It begins to be clearer to me, Joan. But I'm still working out how to realize that on the 4th floor...
Oh my! That means a lot of work! Do you have that much energy? At this stage of my life, I do not have that kind of energy, in fact, I am just enjoying my garden now, after 38 years of planning, planting and pulling. Are there others in your building who would like to share i the project? Preferably, strong and young. This age thing has some benefits, but energy isn't one of them. At least for me. I will be interested to learn what you come up with.
Maybe a subscription to a garden magazine. Oh dear, my age is showing.
I think I'm on my own, at least until the cars have rusted away in the parking places, then I expect my neighbours to help me break up the parking lot ;-). I haven't got much energy, and I've got a bad back, but I can handle a lot in a slow way. One by one I attack my garden crates: fertilize and weed out things I won't need, and make a planning for sowing. I can move the crates with a handtruck if necessary. I often do ´ten minute jobs´ or I work until my back hurts - not long - but I always get more work done than expected.
The permaculture idea is to disturb the earth as little as possible: it really sounds promising to me!
Permaculture is a laudible intent. It's hard for me to live by it but the thought is always there. I like the idea of multi-function plants and think about that a lot.
As time passes I'm hoping for my garden to mature into a more self-sustainable form. I have to plan now for the future when I can't do as much - raised beds are easier to maintain than regular garden plots, for example. Once mature, fruit trees should be easily maintainable for a long time. I keep them pruned compact, so no ladder is needed. So far. The prunings immediately become mulch, to hold in water and keep down weeds.
I think when I get enough raised beds in place, I can grow "green manure" in them in a rotation, so I don't need to bring in as much compost. Green manure is a cover crop that adds nitrogen, complex carbohydrate, and improves fertility. Examples are buckwheat, fava beans, and clover.
I've been reading about soil structure and the effects of tilling. It seems to me that sometimes tilling is needed. For example, to work in compost and aerate a compacted, mistreated soil that is not fertile and does not drain. But overdoing it damages the architecture and microbial flora, and results in loss of soil carbon compounds and nitrogen, to the atmosphere. Therefore excessive tilling should be avoided. That's a balance I have not achieved. I do use a shovel, not a tiller. I'm a bit addicted to digging.
This was one article I've been reading - about large scale farm, not gardening. But some lessons can be learned. It shows the negative effect of tilling, as far as soil structure is concerned. There is a lot of debate out there as to whether fungal (mycorrhizal) and bacterial (rhizobium) inoculants are needed. Maintaining those populations would have a role in permaculture. What seems to be clear is that as the fungal population increases in the root zone, trees shrubs and smaller plants all benefit,. Severe tilling (rototilling) can cause long term damage to the fungal structures - so not a permaculture method.

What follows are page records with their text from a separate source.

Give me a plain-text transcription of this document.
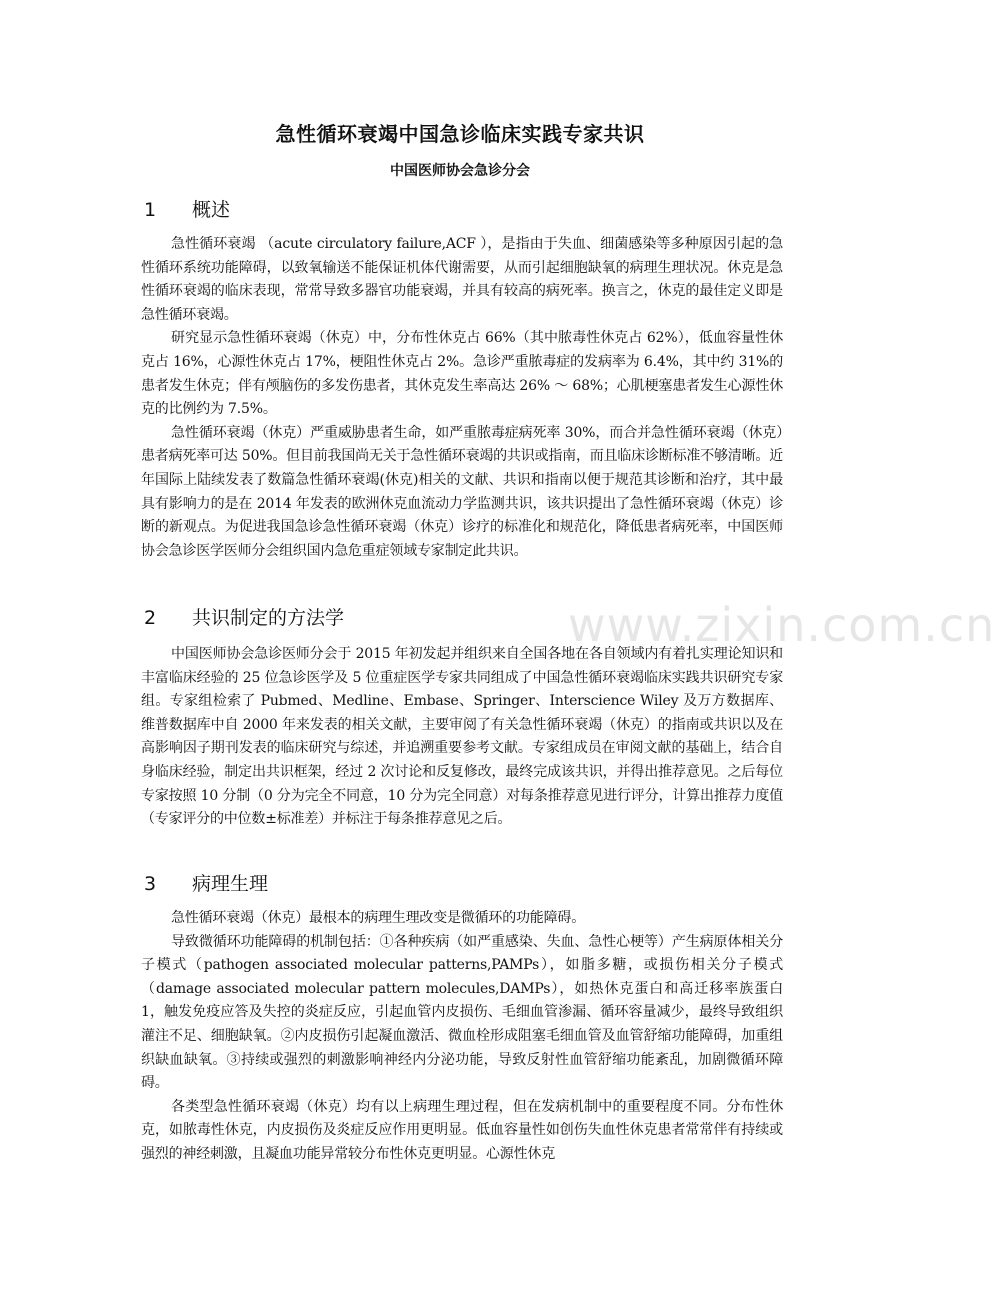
www.zixin.com.cn
急性循环衰竭中国急诊临床实践专家共识
中国医师协会急诊分会
1 概述

急性循环衰竭 （acute circulatory failure,ACF ），是指由于失血、细菌感染等多种原因引起的急性循环系统功能障碍，以致氧输送不能保证机体代谢需要，从而引起细胞缺氧的病理生理状况。休克是急性循环衰竭的临床表现，常常导致多器官功能衰竭，并具有较高的病死率。换言之，休克的最佳定义即是急性循环衰竭。

研究显示急性循环衰竭（休克）中，分布性休克占 66%（其中脓毒性休克占 62%），低血容量性休克占 16%，心源性休克占 17%，梗阻性休克占 2%。急诊严重脓毒症的发病率为 6.4%，其中约 31%的患者发生休克；伴有颅脑伤的多发伤患者，其休克发生率高达 26% ～ 68%；心肌梗塞患者发生心源性休克的比例约为 7.5%。

急性循环衰竭（休克）严重威胁患者生命，如严重脓毒症病死率 30%，而合并急性循环衰竭（休克）患者病死率可达 50%。但目前我国尚无关于急性循环衰竭的共识或指南，而且临床诊断标准不够清晰。近年国际上陆续发表了数篇急性循环衰竭(休克)相关的文献、共识和指南以便于规范其诊断和治疗，其中最具有影响力的是在 2014 年发表的欧洲休克血流动力学监测共识，该共识提出了急性循环衰竭（休克）诊断的新观点。为促进我国急诊急性循环衰竭（休克）诊疗的标准化和规范化，降低患者病死率，中国医师协会急诊医学医师分会组织国内急危重症领域专家制定此共识。

2 共识制定的方法学

中国医师协会急诊医师分会于 2015 年初发起并组织来自全国各地在各自领域内有着扎实理论知识和丰富临床经验的 25 位急诊医学及 5 位重症医学专家共同组成了中国急性循环衰竭临床实践共识研究专家组。专家组检索了 Pubmed、Medline、Embase、Springer、Interscience Wiley 及万方数据库、维普数据库中自 2000 年来发表的相关文献，主要审阅了有关急性循环衰竭（休克）的指南或共识以及在高影响因子期刊发表的临床研究与综述，并追溯重要参考文献。专家组成员在审阅文献的基础上，结合自身临床经验，制定出共识框架，经过 2 次讨论和反复修改，最终完成该共识，并得出推荐意见。之后每位专家按照 10 分制（0 分为完全不同意，10 分为完全同意）对每条推荐意见进行评分，计算出推荐力度值（专家评分的中位数±标准差）并标注于每条推荐意见之后。

3 病理生理

急性循环衰竭（休克）最根本的病理生理改变是微循环的功能障碍。

导致微循环功能障碍的机制包括：①各种疾病（如严重感染、失血、急性心梗等）产生病原体相关分子模式（pathogen associated molecular patterns,PAMPs），如脂多糖，或损伤相关分子模式（damage associated molecular pattern molecules,DAMPs），如热休克蛋白和高迁移率族蛋白 1，触发免疫应答及失控的炎症反应，引起血管内皮损伤、毛细血管渗漏、循环容量减少，最终导致组织灌注不足、细胞缺氧。②内皮损伤引起凝血激活、微血栓形成阻塞毛细血管及血管舒缩功能障碍，加重组织缺血缺氧。③持续或强烈的刺激影响神经内分泌功能，导致反射性血管舒缩功能紊乱，加剧微循环障碍。

各类型急性循环衰竭（休克）均有以上病理生理过程，但在发病机制中的重要程度不同。分布性休克，如脓毒性休克，内皮损伤及炎症反应作用更明显。低血容量性如创伤失血性休克患者常常伴有持续或强烈的神经刺激，且凝血功能异常较分布性休克更明显。心源性休克
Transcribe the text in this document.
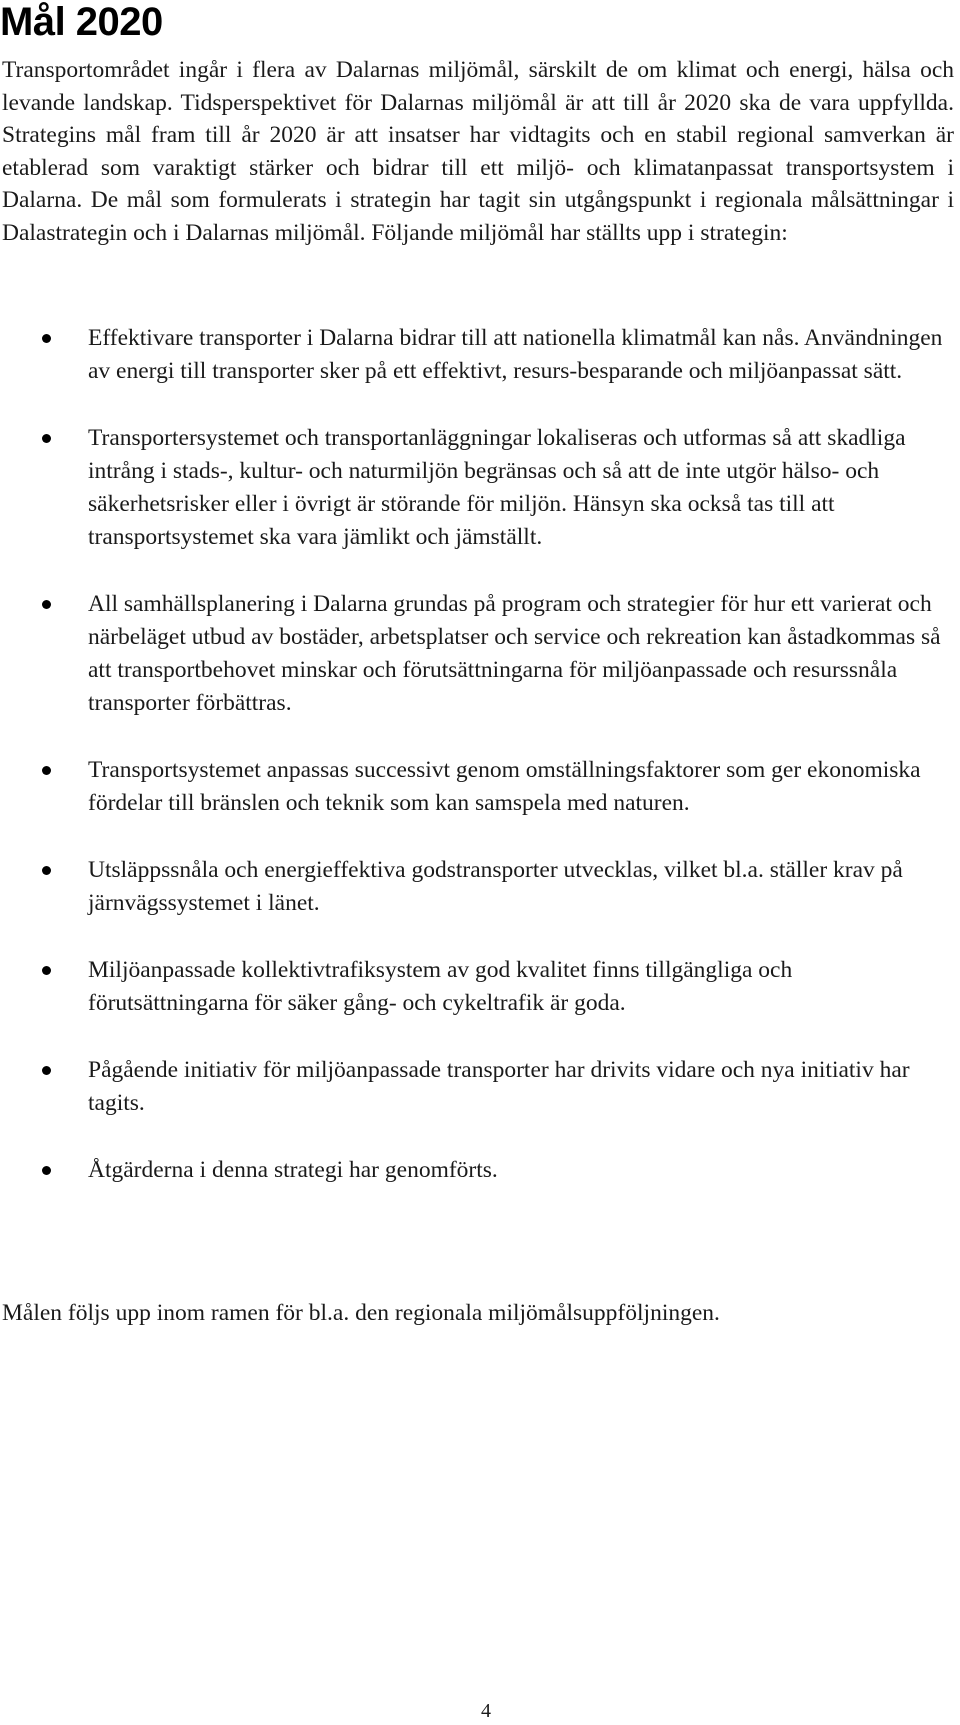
Mål 2020

Transportområdet ingår i flera av Dalarnas miljömål, särskilt de om klimat och energi, hälsa och levande landskap. Tidsperspektivet för Dalarnas miljömål är att till år 2020 ska de vara uppfyllda. Strategins mål fram till år 2020 är att insatser har vidtagits och en stabil regional samverkan är etablerad som varaktigt stärker och bidrar till ett miljö- och klimatanpassat transportsystem i Dalarna. De mål som formulerats i strategin har tagit sin utgångspunkt i regionala målsättningar i Dalastrategin och i Dalarnas miljömål. Följande miljömål har ställts upp i strategin:

Effektivare transporter i Dalarna bidrar till att nationella klimatmål kan nås. Användningen av energi till transporter sker på ett effektivt, resurs-besparande och miljöanpassat sätt.
Transportersystemet och transportanläggningar lokaliseras och utformas så att skadliga intrång i stads-, kultur- och naturmiljön begränsas och så att de inte utgör hälso- och säkerhetsrisker eller i övrigt är störande för miljön. Hänsyn ska också tas till att transportsystemet ska vara jämlikt och jämställt.
All samhällsplanering i Dalarna grundas på program och strategier för hur ett varierat och närbeläget utbud av bostäder, arbetsplatser och service och rekreation kan åstadkommas så att transportbehovet minskar och förutsättningarna för miljöanpassade och resurssnåla transporter förbättras.
Transportsystemet anpassas successivt genom omställningsfaktorer som ger ekonomiska fördelar till bränslen och teknik som kan samspela med naturen.
Utsläppssnåla och energieffektiva godstransporter utvecklas, vilket bl.a. ställer krav på järnvägssystemet i länet.
Miljöanpassade kollektivtrafiksystem av god kvalitet finns tillgängliga och förutsättningarna för säker gång- och cykeltrafik är goda.
Pågående initiativ för miljöanpassade transporter har drivits vidare och nya initiativ har tagits.
Åtgärderna i denna strategi har genomförts.

Målen följs upp inom ramen för bl.a. den regionala miljömålsuppföljningen.

4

Still a lot to learn, and interesting topic! Here is the permaculture forum on gardenweb.
I like your response, and indeed, permaculture has its place in gardening. I agree to prepare for those days when energy is gone ... I am at that place now and love it. I just sit in my garden and let it grow over me. I doubt if anyone will be able to find my body because I have so many lovely beneficial things growing, they will just decompose me in place, leaving behind my shoes and teeth. I like that image. I didn't like tilling because I didn't like to work that hard, and hand turning was not my favorite thing either. But growing soil isn't about humans turning the soil, that is the responsibility of the worms and all their friends.
Thanks for the permaculture forum link and The Biology of Soil Compaction. My neighbor kids know there is one rule they cannot violate: DON'T STEP ON THE SOIL! When the younger ones come over and stepping stones are too far apart, we all work to put in the necessary extra places to step. The kids seem to love the rule and help make it work.
Thanks for the link to the article Joan.
I like this topic. It's becoming more common, I think. Or I'm becoming more aware. My gardening is not "permaculture" yet, but I try to guide my thoughts and actions in that direction.
-More mulching, which retains moisture, builds the soil, reduces weeds, reduces labor. It would be nice if I could produce my own mulching materials, but so far I get a lot from other places. Still, I do collect leaves, pine needles, and grass clippings on my property.
-Recycle everything I can via compost, when I use the woodstove, the ashes go back into the soil around trees, using cardboard packaging and newspaper as a bottom layer for mulch in areas where weeds or grass become a problem.
-If something looks like it needs pesticides to survive, I don't grow it. Example is peach leaf curl. That disease devastates most peach varieties here, is treatable with sprays, but Im planting leaf-curl-resistant varieties instead. Similar, growing disease resistant apples and pears, to avoid sprays.
Random thoughts. This is a great topic for people who want to live in harmony with nature.